“This campaign cost $670 to date and drew in 1,764 clients who were styled by new team members,” says Neill Baker.
OVERALL COORDINATED CAMPAIGN
Making a Good First E-Impression
RED BANK, NEW JERSEY
OWNED BY: CHRISTINE ZILINSKI
Taking a multi-dimensional approach and engaging various types of media, Salon Concrete strikes a great impression by giving potential guests an inside look at what is happening in the salon. After surveying its Facebook community, the salon learned most fans wanted to see in-salon pictures. Salon Concrete responded with a campaign of photos and videos disseminated through social and style photos; photo shoots in action; and everyday finished looks on salon guests. In addition, the salon began filming several salon guest testimonials that were posted to Facebook. Another website video shows the staff at work while revealing personal details about each team member, such as their favorite foods or music. Owner Christine Zilinski also comes on camera to talk about what makes the salon unique and different. A corresponding print ad campaign helped new guests connect with staff by introducing readers to individual staff members by sharing fun, personal details.
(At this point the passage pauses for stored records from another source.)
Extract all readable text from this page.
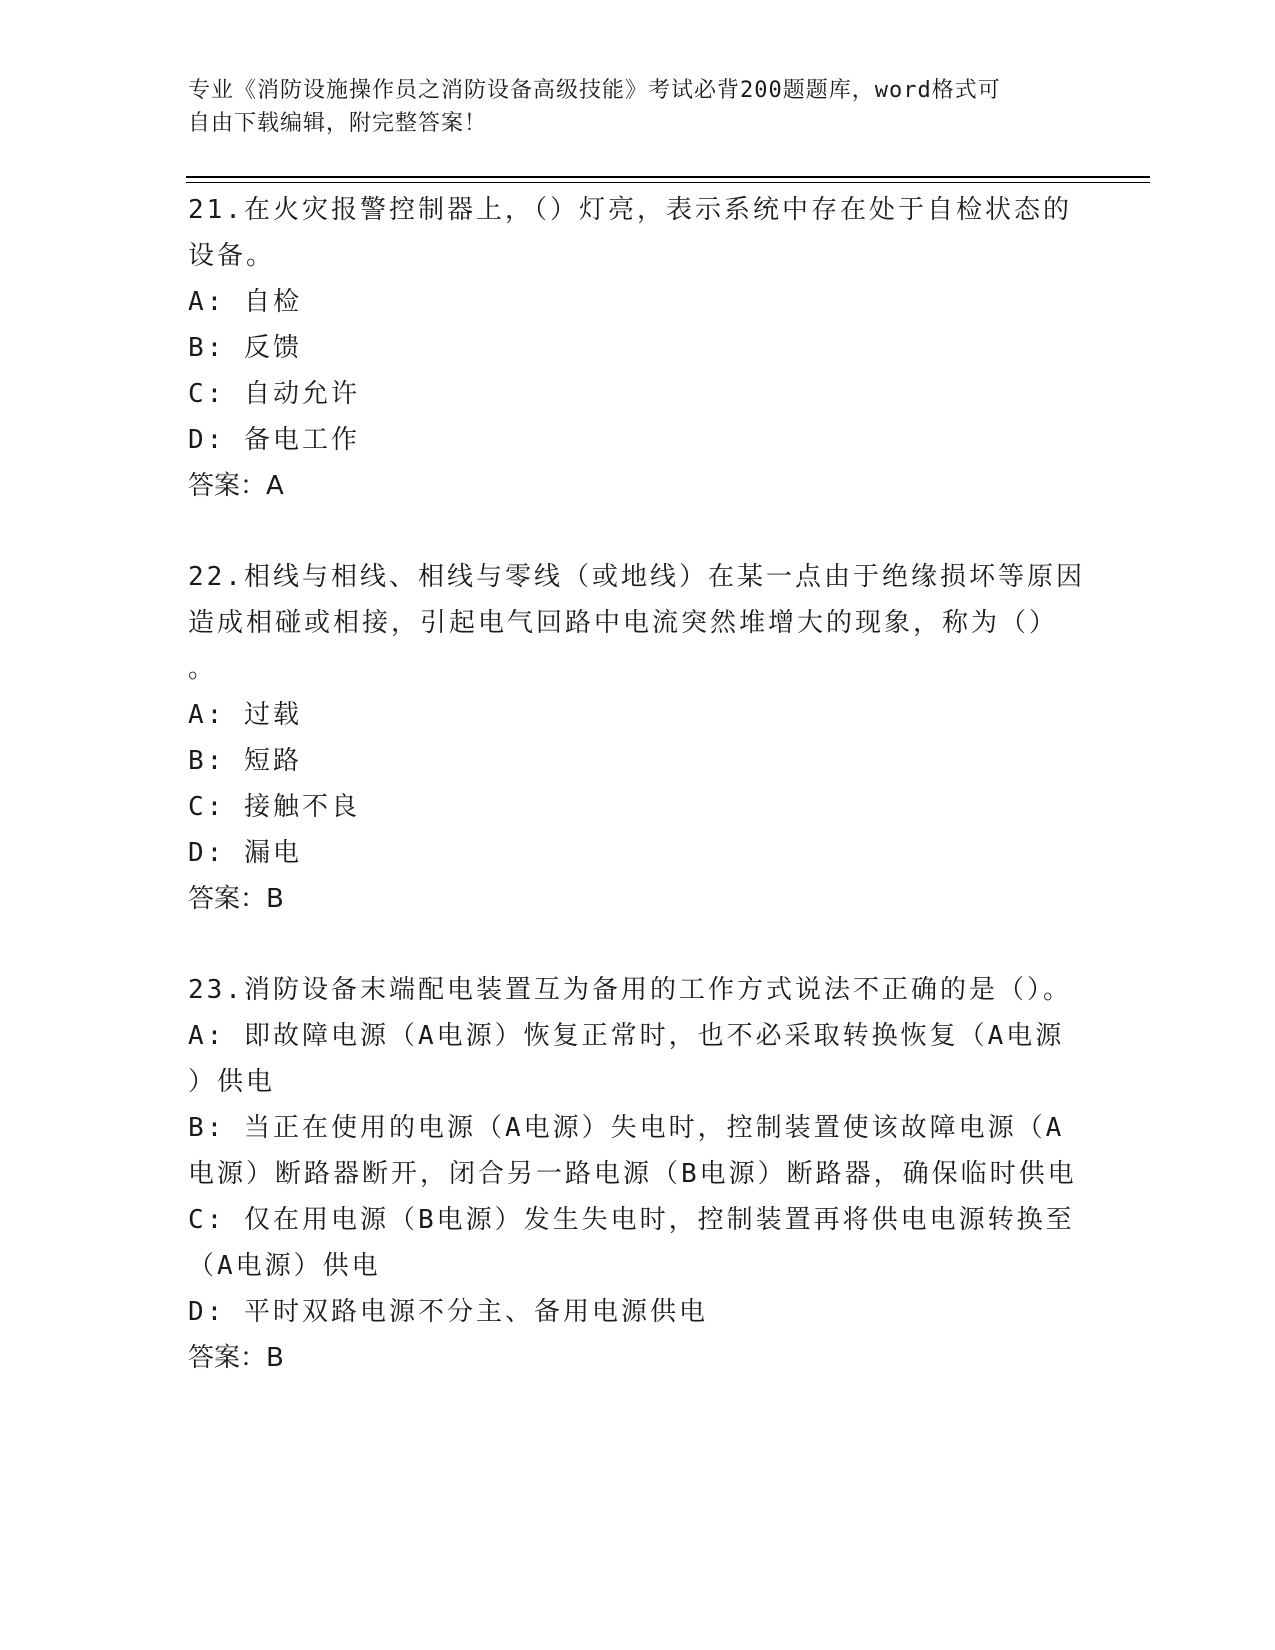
专业《消防设施操作员之消防设备高级技能》考试必背200题题库，word格式可
自由下载编辑，附完整答案！
21.在火灾报警控制器上，（）灯亮，表示系统中存在处于自检状态的
设备。
A: 自检
B: 反馈
C: 自动允许
D: 备电工作
答案：A
22.相线与相线、相线与零线（或地线）在某一点由于绝缘损坏等原因
造成相碰或相接，引起电气回路中电流突然堆增大的现象，称为（）
。
A: 过载
B: 短路
C: 接触不良
D: 漏电
答案：B
23.消防设备末端配电装置互为备用的工作方式说法不正确的是（）。
A: 即故障电源（A电源）恢复正常时，也不必采取转换恢复（A电源
）供电
B: 当正在使用的电源（A电源）失电时，控制装置使该故障电源（A
电源）断路器断开，闭合另一路电源（B电源）断路器，确保临时供电
C: 仅在用电源（B电源）发生失电时，控制装置再将供电电源转换至
（A电源）供电
D: 平时双路电源不分主、备用电源供电
答案：B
“During the campaign, we went from 44 to 60 new guests per month (Jan- April), then in May we jumped to 114 new guests,” says Zilinski.
RALEIGH, NORTH CAROLINA
OWNED BY: BRYAN NUNES
To help combat all the challenges hairdressers face in offering retail to guests, Blo developed the Think Small Campaign. Not only did the campaign promote Blo’s branding, it was an interactive activity for clients that triggered an impulse buying decision, while simultaneously leveraging the salon’s philanthropic efforts. The campaign—which was promoted through in-salon signage, e-blasts, social media, and the salon’s blog—was comprised of 4,000 sealed cards which included one of eight different offers. Two of the offers are travel-sized product giveaways; one is a $10 off a tool; one is $5 off any brush; one is a coupon off a Pureology product; two are coupons for Redken products; and one focuses on philanthropy.
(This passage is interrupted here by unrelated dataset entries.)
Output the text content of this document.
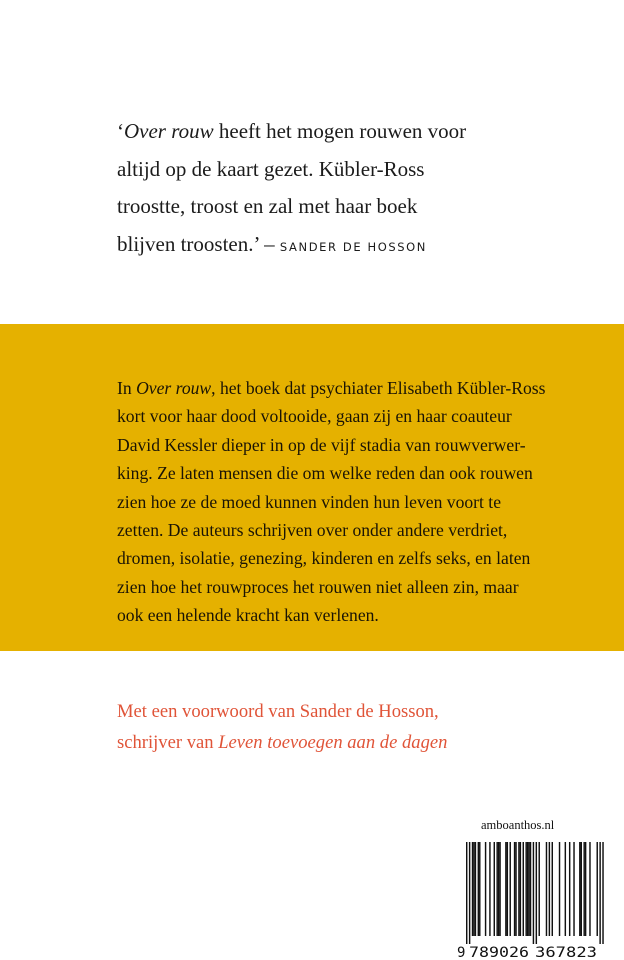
‘Over rouw heeft het mogen rouwen voor
altijd op de kaart gezet. Kübler-Ross
troostte, troost en zal met haar boek
blijven troosten.’ – SANDER DE HOSSON
In Over rouw, het boek dat psychiater Elisabeth Kübler-Ross
kort voor haar dood voltooide, gaan zij en haar coauteur
David Kessler dieper in op de vijf stadia van rouwverwer-
king. Ze laten mensen die om welke reden dan ook rouwen
zien hoe ze de moed kunnen vinden hun leven voort te
zetten. De auteurs schrijven over onder andere verdriet,
dromen, isolatie, genezing, kinderen en zelfs seks, en laten
zien hoe het rouwproces het rouwen niet alleen zin, maar
ook een helende kracht kan verlenen.
Met een voorwoord van Sander de Hosson,
schrijver van Leven toevoegen aan de dagen
amboanthos.nl
9 789026 367823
Before a stylist takes a guest back for their appointment, he or she encourages the guest to draw a Think Small card out of the fishbowl. After the consultation, the designer invites the guest to open their Think Small card to see what they’ve won. “This gives the designer an opening into a conversation about how the guest can redeem that savings, as well as establishes a focus for the rest of the appointment,” says Nunes.